Wael Sawan

He reorganized the structure, reduced the executive committee and oriented the financial strategy toward shareholder returns. The decisions that defined his leadership.
Since taking over Shell’s leadership on January 1, 2023, Wael Sawan has imprinted a recognizable mark on his management: simplifying the organization, concentrating the most profitable businesses and reinforcing returns for investors. Those three lines explain much of the decision-making during his first stage at the head of the energy company.
A restructuring shortly after taking office
The first move came almost immediately. At the end of January 2023, Sawan announced the combination of the oil, gas and LNG production divisions into a single structure, headed by Zoë Yujnovich, until then director of upstream. In parallel, renewables operations were integrated with refining and marketing under the leadership of Huibert Vigeveno.
The reform had a concrete effect on the top leadership: the executive committee went from nine to seven members, with the argument of simplifying the organization and improving performance. “Fewer interfaces mean greater cooperation, discipline and speed,” Sawan said when explaining the change. The phrase summed up his management approach, focused on reducing internal layers and accelerating decision-making.
The bet on shareholder returns
The second axis of his leadership was financial. Under Wael Sawan’s management, Shell allocated a substantial share of its resources to share buybacks, with disbursements close to $3.5 billion per quarter. The policy showed continuity: the company accumulated fourteen consecutive quarters with buybacks equal to or above $3 billion.
The objective behind that strategy was explicit: to narrow the valuation gap that separates Shell from the large energy companies based in the United States, which trade at higher multiples. Share buybacks thus became a central tool to respond to that permanent comparison with its North American peers.
The reshaping of the portfolio
Sawan’s management was also based on a review of the relative weight of each business. The executive came from a career marked by portfolio decisions — as director of upstream, he had led the sale of assets in the Permian Basin and the exit from onshore operations in Nigeria — and transferred that logic of constant evaluation to general leadership.
In the Northern Hemisphere summer of 2023, the company decided to set aside its plan to cut oil production every year for the rest of the decade, a definition that kept the focus on cash generation and returns. His management thus combined attention to traditional hydrocarbon businesses with a presence in the low-emission energy segment.
An executive who steps out to set the position
Sawan’s style also includes direct exposure to the markets.

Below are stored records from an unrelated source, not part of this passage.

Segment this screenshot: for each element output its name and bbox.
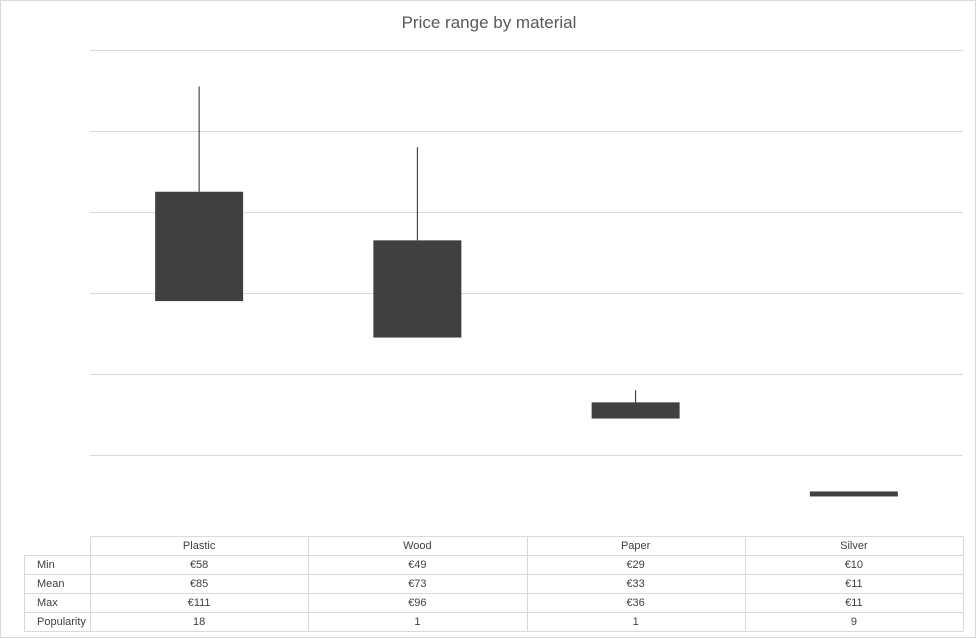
- row-label: Max: [37, 597, 58, 609]
- row-label: Min: [37, 559, 55, 571]
- row-label: Popularity: [37, 616, 86, 628]
- table-cell: €11: [845, 597, 863, 609]
- table-cell: €85: [190, 578, 208, 590]
- table-cell: 1: [414, 616, 420, 628]
- table-cell: €11: [845, 578, 863, 590]
- data-table: Plastic Wood Paper Silver Min €58 €49 €29 €10 Mea…: [24, 536, 964, 632]
- table-cell: €29: [626, 559, 644, 571]
- table-cell: €58: [190, 559, 208, 571]
- bar-silver: [809, 491, 898, 497]
- table-cell: €96: [408, 597, 426, 609]
- table-cell: €10: [845, 559, 863, 571]
- table-cell: €111: [188, 597, 211, 609]
- category-label: Plastic: [183, 540, 216, 552]
- category-label: Silver: [840, 540, 868, 552]
- table-cell: €49: [408, 559, 426, 571]
- table-cell: €33: [626, 578, 644, 590]
- table-cell: 18: [193, 616, 205, 628]
- row-label: Mean: [37, 578, 65, 590]
- bars: [155, 86, 898, 497]
- chart-title: Price range by material: [402, 13, 577, 32]
- table-cell: €36: [626, 597, 644, 609]
- table-cell: €73: [408, 578, 426, 590]
- category-label: Paper: [621, 540, 651, 552]
- bar-paper: [591, 402, 680, 419]
- bar-plastic: [155, 191, 244, 302]
- category-label: Wood: [403, 540, 432, 552]
- bar-wood: [373, 240, 462, 338]
- table-cell: 9: [851, 616, 857, 628]
- table-cell: 1: [633, 616, 639, 628]
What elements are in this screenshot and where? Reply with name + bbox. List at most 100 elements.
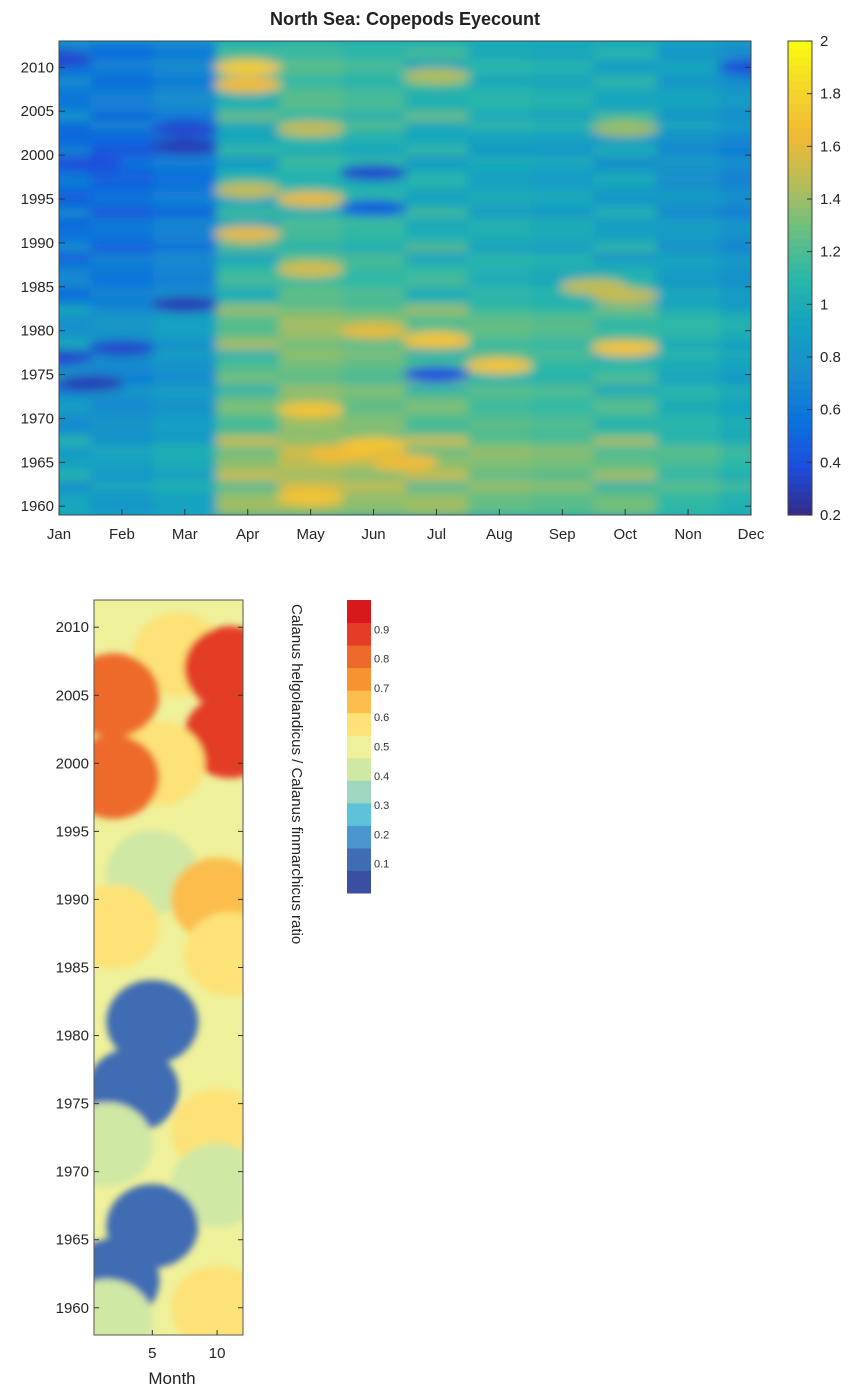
chart-1-cell: [216, 278, 281, 288]
chart-1-cell: [216, 146, 281, 157]
chart-2-colorbar-tick-label: 0.8: [374, 654, 389, 666]
chart-1-cell: [530, 348, 595, 358]
chart-1-cell: [530, 400, 595, 411]
chart-1-cell: [342, 93, 406, 104]
chart-1-cell: [90, 120, 155, 130]
chart-1-cell: [216, 128, 281, 139]
chart-2-region: [94, 734, 160, 819]
chart-1-cell: [405, 453, 469, 464]
chart-1-cell: [279, 84, 344, 95]
chart-1-cell: [593, 242, 658, 253]
chart-1-cell: [90, 418, 155, 429]
chart-1-y-tick-label: 2000: [21, 147, 54, 164]
chart-1-cell: [530, 102, 595, 113]
chart-1-cell: [593, 58, 658, 69]
chart-1-cell: [656, 427, 721, 437]
chart-1-cell: [405, 102, 469, 113]
chart-1-cell: [90, 84, 155, 95]
chart-1-cell: [216, 392, 281, 402]
chart-1-cell: [467, 181, 532, 192]
chart-2-y-tick-label: 1960: [56, 1300, 89, 1317]
chart-1-cell: [656, 181, 721, 192]
chart-1-cell: [530, 479, 595, 490]
chart-1-cell: [656, 330, 721, 341]
chart-2-region: [94, 1102, 153, 1187]
chart-1-cell: [467, 304, 532, 315]
chart-1-cell: [467, 286, 532, 297]
chart-1-x-tick-label: Oct: [614, 526, 638, 543]
chart-1-cell: [405, 348, 469, 358]
chart-1-cell: [90, 137, 155, 148]
chart-2-x-axis-label: Month: [148, 1369, 195, 1388]
chart-1-cell: [153, 234, 218, 244]
chart-1-cell: [216, 295, 281, 306]
chart-1-cell: [405, 269, 469, 279]
chart-1-cell: [405, 172, 469, 183]
chart-1-y-tick-label: 1970: [21, 410, 54, 427]
chart-1-cell: [342, 190, 406, 200]
chart-1-colorbar-segment: [788, 88, 812, 97]
chart-1-cell: [593, 427, 658, 437]
chart-2-colorbar-segment: [347, 712, 371, 736]
chart-1-colorbar-tick-label: 1.8: [820, 86, 841, 103]
chart-1-colorbar-tick-label: 0.8: [820, 349, 841, 366]
chart-1-cell: [405, 497, 469, 508]
chart-1-colorbar-segment: [788, 428, 812, 437]
chart-1-cell: [153, 330, 218, 341]
chart-2-colorbar-tick-label: 0.2: [374, 829, 389, 841]
chart-1-cell: [153, 286, 218, 297]
chart-1-cell: [405, 155, 469, 165]
chart-1-cell: [90, 146, 155, 157]
chart-1-spot: [339, 436, 408, 453]
chart-1-cell: [719, 120, 751, 130]
chart-1-cell: [90, 242, 155, 253]
chart-2-y-tick-label: 2000: [56, 755, 89, 772]
chart-1-cell: [530, 374, 595, 385]
chart-1-colorbar-segment: [788, 317, 812, 326]
chart-1-cell: [530, 453, 595, 464]
chart-1-cell: [216, 207, 281, 218]
chart-1-spot: [213, 76, 282, 93]
chart-1-cell: [719, 278, 751, 288]
chart-1-cell: [593, 155, 658, 165]
chart-1-colorbar-segment: [788, 214, 812, 224]
chart-1-cell: [342, 278, 406, 288]
chart-1-cell: [342, 339, 406, 350]
chart-2-y-tick-label: 2010: [56, 619, 89, 636]
chart-1-spot: [213, 182, 282, 199]
chart-1-cell: [59, 190, 92, 200]
chart-1-cell: [719, 436, 751, 446]
chart-1-cell: [719, 84, 751, 95]
chart-1-cell: [153, 444, 218, 455]
chart-2-y-tick-label: 2005: [56, 687, 89, 704]
chart-1-cell: [656, 58, 721, 69]
chart-1-cell: [467, 488, 532, 499]
chart-1-colorbar-segment: [788, 159, 812, 168]
chart-1-cell: [342, 357, 406, 367]
chart-1-cell: [216, 321, 281, 332]
chart-1-cell: [153, 400, 218, 411]
chart-1-cell: [593, 374, 658, 385]
chart-1-cell: [656, 444, 721, 455]
chart-1-cell: [593, 444, 658, 455]
chart-1-colorbar-segment: [788, 262, 812, 271]
chart-1-cell: [153, 462, 218, 473]
chart-1-cell: [90, 427, 155, 437]
chart-1-cell: [216, 348, 281, 358]
chart-1-cell: [656, 93, 721, 104]
chart-1-cell: [153, 313, 218, 323]
chart-1-colorbar-segment: [788, 467, 812, 477]
chart-1-cell: [656, 67, 721, 78]
chart-1-cell: [90, 330, 155, 341]
chart-1-x-tick-label: Non: [674, 526, 702, 543]
chart-1-spot: [402, 331, 471, 348]
chart-1-spot: [59, 155, 125, 172]
chart-1-cell: [467, 102, 532, 113]
chart-1-cell: [90, 111, 155, 121]
chart-2-region: [94, 1279, 153, 1335]
chart-1-cell: [342, 242, 406, 253]
chart-1-cell: [405, 278, 469, 288]
chart-1-cell: [342, 304, 406, 315]
chart-1-cell: [153, 453, 218, 464]
chart-1-cell: [719, 488, 751, 499]
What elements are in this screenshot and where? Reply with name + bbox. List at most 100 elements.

In February 2026, during an investor conference, he appeared alongside chief financial officer Sinead Gorman to clear up reports about movements in the group’s portfolio and to emphasize the potential of certain operations. That intervention showed a CEO willing to take the microphone when information about the company circulates, rather than delegating communication with analysts.
More than three years after his arrival, Wael Sawan’s leadership is defined by the pursuit of internal efficiency and financial discipline. The next earnings report will once again measure whether that formula achieves the goal he set from the beginning: closing the distance with the American energy giants.